Was nun wirklich schade und enttäuschend ist, ist die Tatsache dass der zunächst wirklich fesselnde Film plötzlich in zwei verschiedene Teile fällt - denn nachdem Michael aus der Anstalt geflohen ist, erwartet die Zuschauer im Prinzip eine arg komprimierte Zusammenfassung von Carpenters Original, die lediglich durch ein paar nette Schockeffekte und die abschließenden Minuten überzeugen kann.
Es wäre zwar etwas vermessen, die Schuld dafür völlig auf das produzierende Studio zu schieben, doch verblüffenderweise hat dieses tatsächlich Zombie dazu angehalten, den Film nach Sichtung der Rohfassung noch um ein paar Gewaltszenen zu strecken.

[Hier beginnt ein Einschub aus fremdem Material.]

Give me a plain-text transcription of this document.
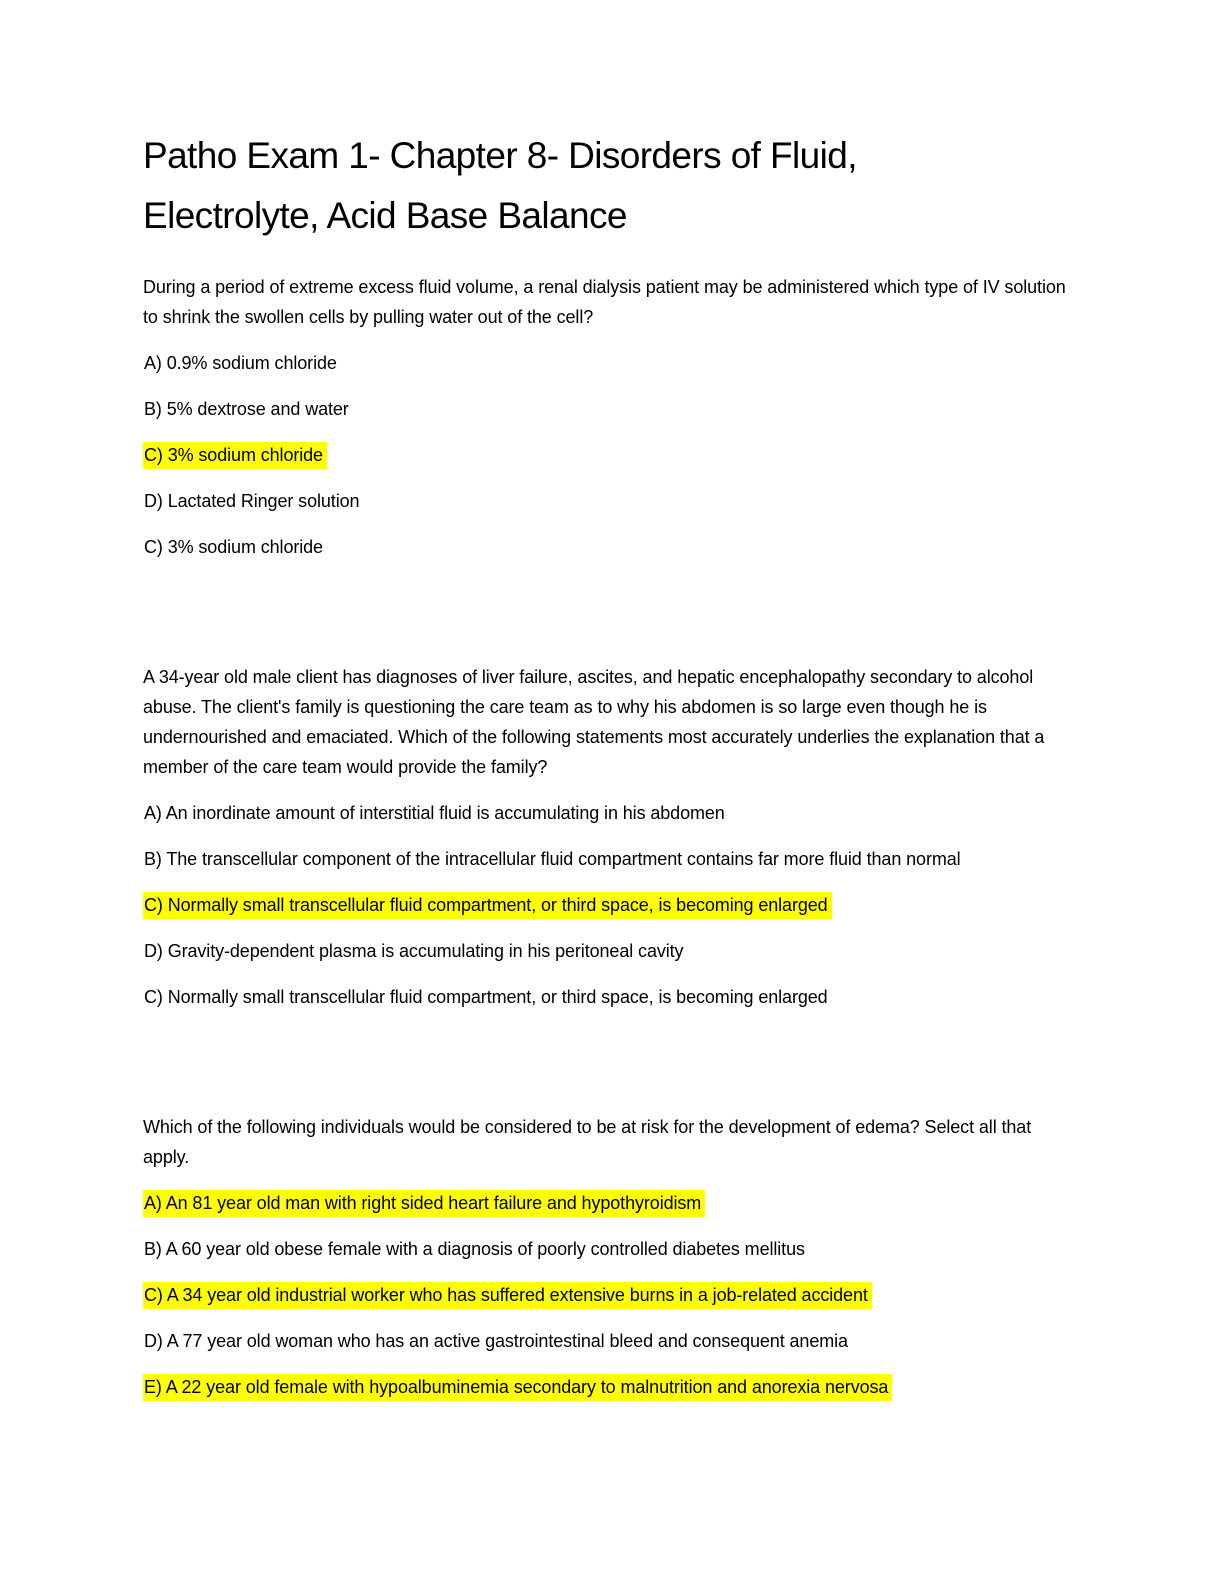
Patho Exam 1- Chapter 8- Disorders of Fluid, Electrolyte, Acid Base Balance

During a period of extreme excess fluid volume, a renal dialysis patient may be administered which type of IV solution to shrink the swollen cells by pulling water out of the cell?

A) 0.9% sodium chloride

B) 5% dextrose and water

C) 3% sodium chloride

D) Lactated Ringer solution

C) 3% sodium chloride

A 34-year old male client has diagnoses of liver failure, ascites, and hepatic encephalopathy secondary to alcohol abuse. The client's family is questioning the care team as to why his abdomen is so large even though he is undernourished and emaciated. Which of the following statements most accurately underlies the explanation that a member of the care team would provide the family?

A) An inordinate amount of interstitial fluid is accumulating in his abdomen

B) The transcellular component of the intracellular fluid compartment contains far more fluid than normal

C) Normally small transcellular fluid compartment, or third space, is becoming enlarged

D) Gravity-dependent plasma is accumulating in his peritoneal cavity

C) Normally small transcellular fluid compartment, or third space, is becoming enlarged

Which of the following individuals would be considered to be at risk for the development of edema? Select all that apply.

A) An 81 year old man with right sided heart failure and hypothyroidism

B) A 60 year old obese female with a diagnosis of poorly controlled diabetes mellitus

C) A 34 year old industrial worker who has suffered extensive burns in a job-related accident

D) A 77 year old woman who has an active gastrointestinal bleed and consequent anemia

E) A 22 year old female with hypoalbuminemia secondary to malnutrition and anorexia nervosa
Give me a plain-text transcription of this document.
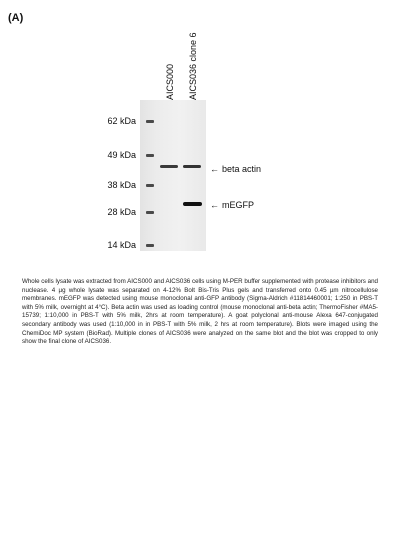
(A)
AICS000 AICS036 clone 6
62 kDa
49 kDa
38 kDa
28 kDa
14 kDa
← beta actin
← mEGFP
Whole cells lysate was extracted from AICS000 and AICS036 cells using M-PER buffer supplemented with protease inhibitors and nuclease. 4 µg whole lysate was separated on 4-12% Bolt Bis-Tris Plus gels and transferred onto 0.45 µm nitrocellulose membranes. mEGFP was detected using mouse monoclonal anti-GFP antibody (Sigma-Aldrich #11814460001; 1:250 in PBS-T with 5% milk, overnight at 4°C). Beta actin was used as loading control (mouse monoclonal anti-beta actin; ThermoFisher #MA5-15739; 1:10,000 in PBS-T with 5% milk, 2hrs at room temperature). A goat polyclonal anti-mouse Alexa 647-conjugated secondary antibody was used (1:10,000 in in PBS-T with 5% milk, 2 hrs at room temperature). Blots were imaged using the ChemiDoc MP system (BioRad). Multiple clones of AICS036 were analyzed on the same blot and the blot was cropped to only show the final clone of AICS036.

Wenn man bedenkt, dass der Regisseur mit seinem Erstling noch Probleme gehabt hat, aufgrund der Splattereinlagen einen Verleiher zu finden, grenzt dieser Umstand schon ein bisschen an Ironie.
Nun bügelt auch der auf DVD erschienene „Director´s Cut“ nicht alle Falten aus dem Werk, was aber auch nicht das Ende aller Tage bedeutet – in der Summe ist die neue „Halloween“-Auflage nämlich schon ein gelungener Neuanfang geworden, der eindeutig besser geraten ist, als die übrigen Fortsetzungen. Carpenters Original hat selbstverständlich weiterhin meilenweit die Nase vorn.
Der Film hat aber gezeigt, dass auch ein Rob Zombie nicht bloß Geschichten mit durchgedrehten Zirkusclowns erzählen, sondern sich im Rahmen eines Horrorstreifens auch ernsteren Charakteren näheren kann.
Alles in allem wäre im Grunde schon mehr Potential in der Geschichte gewesen, aber „Halloween“-oder generell Genrefans kann man das Werk durchaus empfehlen.